江与临问高嘉俊:“齐玉住校住得还习惯吗?没人欺负他吧?”
高嘉俊摇头:“没有,全年级谁不知道你罩着他,你俩天天形影不离的,谁敢得罪他。”
江与临和高嘉俊勾肩搭背地往前走:“你多替我费费心,放假我请你吃饭,主要是他挨欺负也不说,他太社恐了,要不下学期我陪他一起住校吧。”
高嘉俊和白子航震惊地对视一眼。
白子航颤声问:“啊?你之前不是打死都不住校吗?说什么没法洗澡,宿舍床小,受不了集体生活……现在就受得了了?”

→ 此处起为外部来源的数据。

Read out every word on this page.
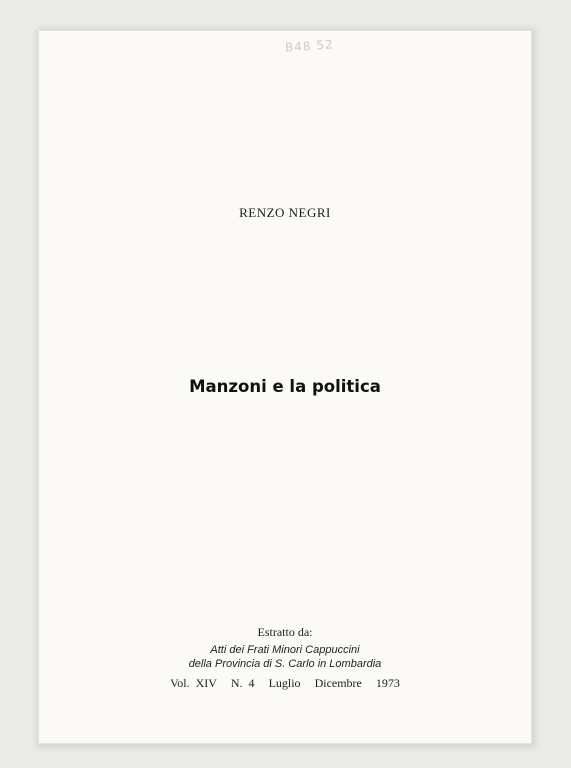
B48 52
RENZO NEGRI
Manzoni e la politica
Estratto da:
Atti dei Frati Minori Cappuccini
della Provincia di S. Carlo in Lombardia
Vol. XIV N. 4 Luglio Dicembre 1973
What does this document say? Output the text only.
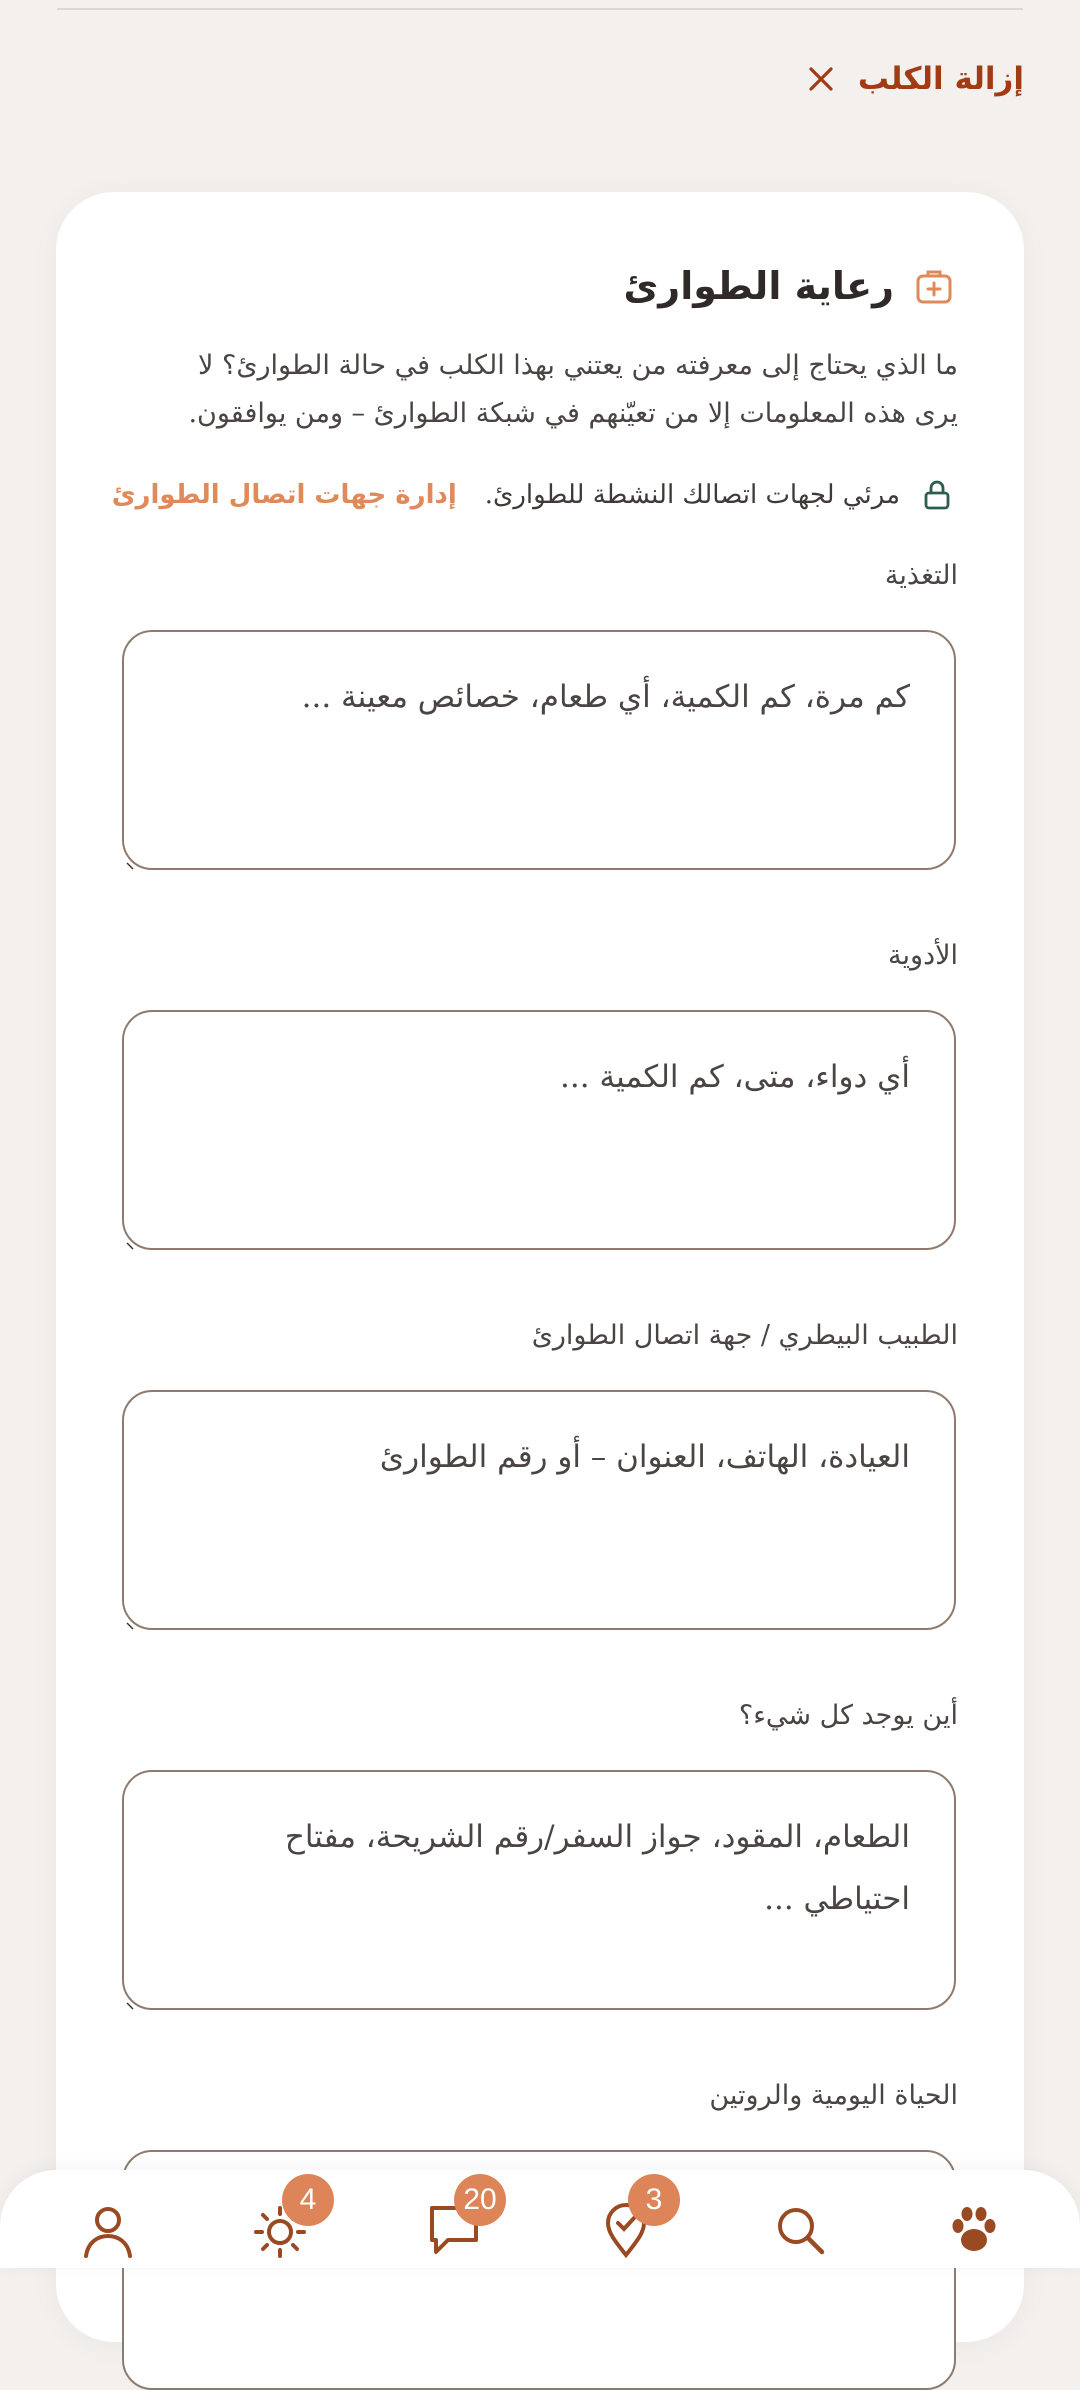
إزالة الكلب
رعاية الطوارئ
ما الذي يحتاج إلى معرفته من يعتني بهذا الكلب في حالة الطوارئ؟ لا يرى هذه المعلومات إلا من تعيّنهم في شبكة الطوارئ – ومن يوافقون.
مرئي لجهات اتصالك النشطة للطوارئ.
إدارة جهات اتصال الطوارئ
التغذية
كم مرة، كم الكمية، أي طعام، خصائص معينة ...
الأدوية
أي دواء، متى، كم الكمية ...
الطبيب البيطري / جهة اتصال الطوارئ
العيادة، الهاتف، العنوان – أو رقم الطوارئ
أين يوجد كل شيء؟
الطعام، المقود، جواز السفر/رقم الشريحة، مفتاح احتياطي ...
الحياة اليومية والروتين
3
20
4
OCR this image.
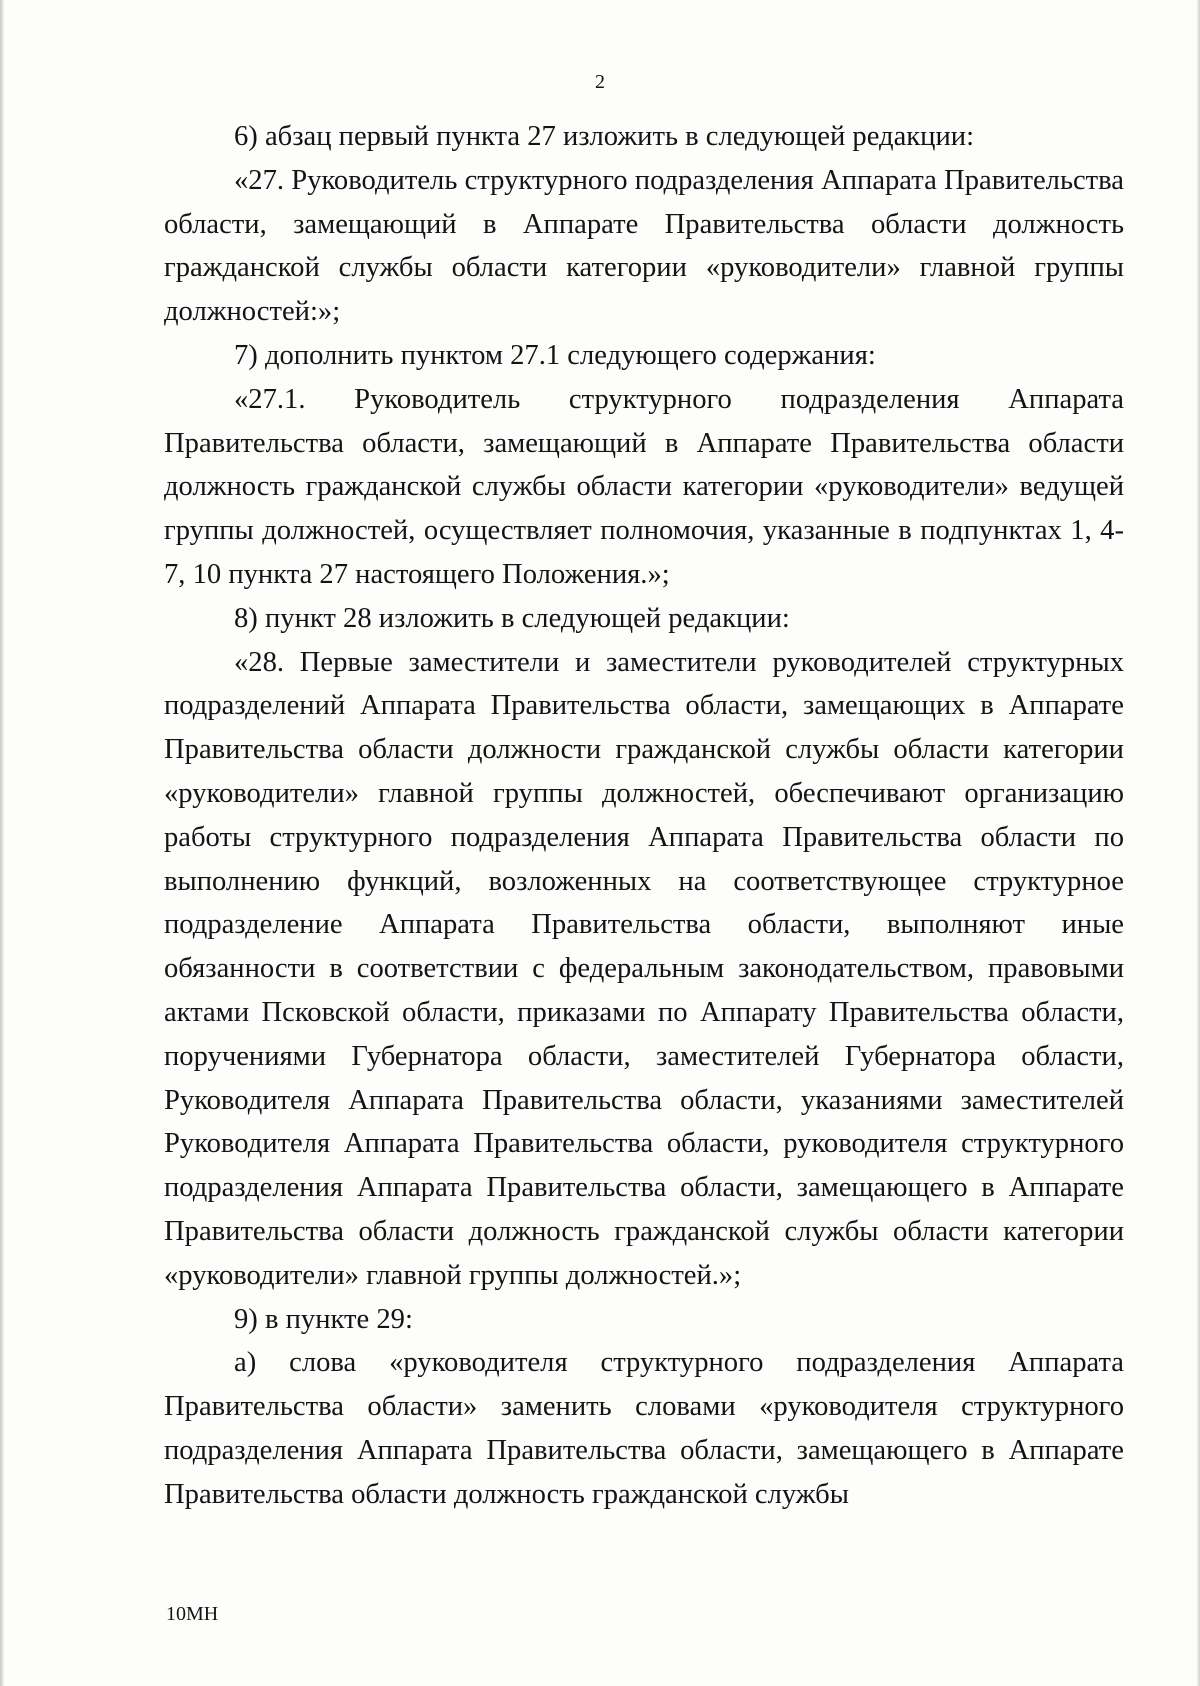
2

6) абзац первый пункта 27 изложить в следующей редакции:

«27. Руководитель структурного подразделения Аппарата Правительства области, замещающий в Аппарате Правительства области должность гражданской службы области категории «руководители» главной группы должностей:»;

7) дополнить пунктом 27.1 следующего содержания:

«27.1. Руководитель структурного подразделения Аппарата Правительства области, замещающий в Аппарате Правительства области должность гражданской службы области категории «руководители» ведущей группы должностей, осуществляет полномочия, указанные в подпунктах 1, 4-7, 10 пункта 27 настоящего Положения.»;

8) пункт 28 изложить в следующей редакции:

«28. Первые заместители и заместители руководителей структурных подразделений Аппарата Правительства области, замещающих в Аппарате Правительства области должности гражданской службы области категории «руководители» главной группы должностей, обеспечивают организацию работы структурного подразделения Аппарата Правительства области по выполнению функций, возложенных на соответствующее структурное подразделение Аппарата Правительства области, выполняют иные обязанности в соответствии с федеральным законодательством, правовыми актами Псковской области, приказами по Аппарату Правительства области, поручениями Губернатора области, заместителей Губернатора области, Руководителя Аппарата Правительства области, указаниями заместителей Руководителя Аппарата Правительства области, руководителя структурного подразделения Аппарата Правительства области, замещающего в Аппарате Правительства области должность гражданской службы области категории «руководители» главной группы должностей.»;

9) в пункте 29:

а) слова «руководителя структурного подразделения Аппарата Правительства области» заменить словами «руководителя структурного подразделения Аппарата Правительства области, замещающего в Аппарате Правительства области должность гражданской службы

10МН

江与临轻咳一声:“这不是该高考了吗,时移世易,因时制宜嘛。”
白子航无语了。
高嘉俊忍不住吐槽:“你分明是因人制宜,我看你是把齐玉当亲弟弟照顾了。你这种富二代家的独生子啊,真是得到了太多偏宠,那内心的爱满的都要溢出来了,路边看个小猫小狗都恨不能给抱回家养着。”
白子航说:“我哥也没对我这么好。”
江与临瞥了白子航一眼:“你怎么这么没良心?我可给你哥打电话告状了啊,那回你跟你爸吵架,你哥从部队请假回来哄你,他中弹的时候没请假。”
白子航大脑存储空间有限,最近全用来存知识点了,经过江与临提醒才想起来,恍然大悟道:“哦哦,对对对,有这事,那还是我哥对我更好。”
江与临和高嘉俊同时无语。
高嘉俊转头对江与临说:“这么看来,把齐玉当弟弟也还行,至少比白子航这种弟弟有良心,至少齐玉一点大少爷架子都没有,还听你的话……对了,我刚认识你的时候,以为所有富二代都像你这么娇气呢,人家齐玉也没这样。”
江与临踹了高嘉俊一脚:“一天不挤兑我难受是吧。”
白子航靠在篮球架上:“哎?齐玉取篮球取哪儿去了,不会走丢了吧。”
江与临左右看了看:“我去找他。”
*
器材室内,齐玉正站在两个球筐前出神。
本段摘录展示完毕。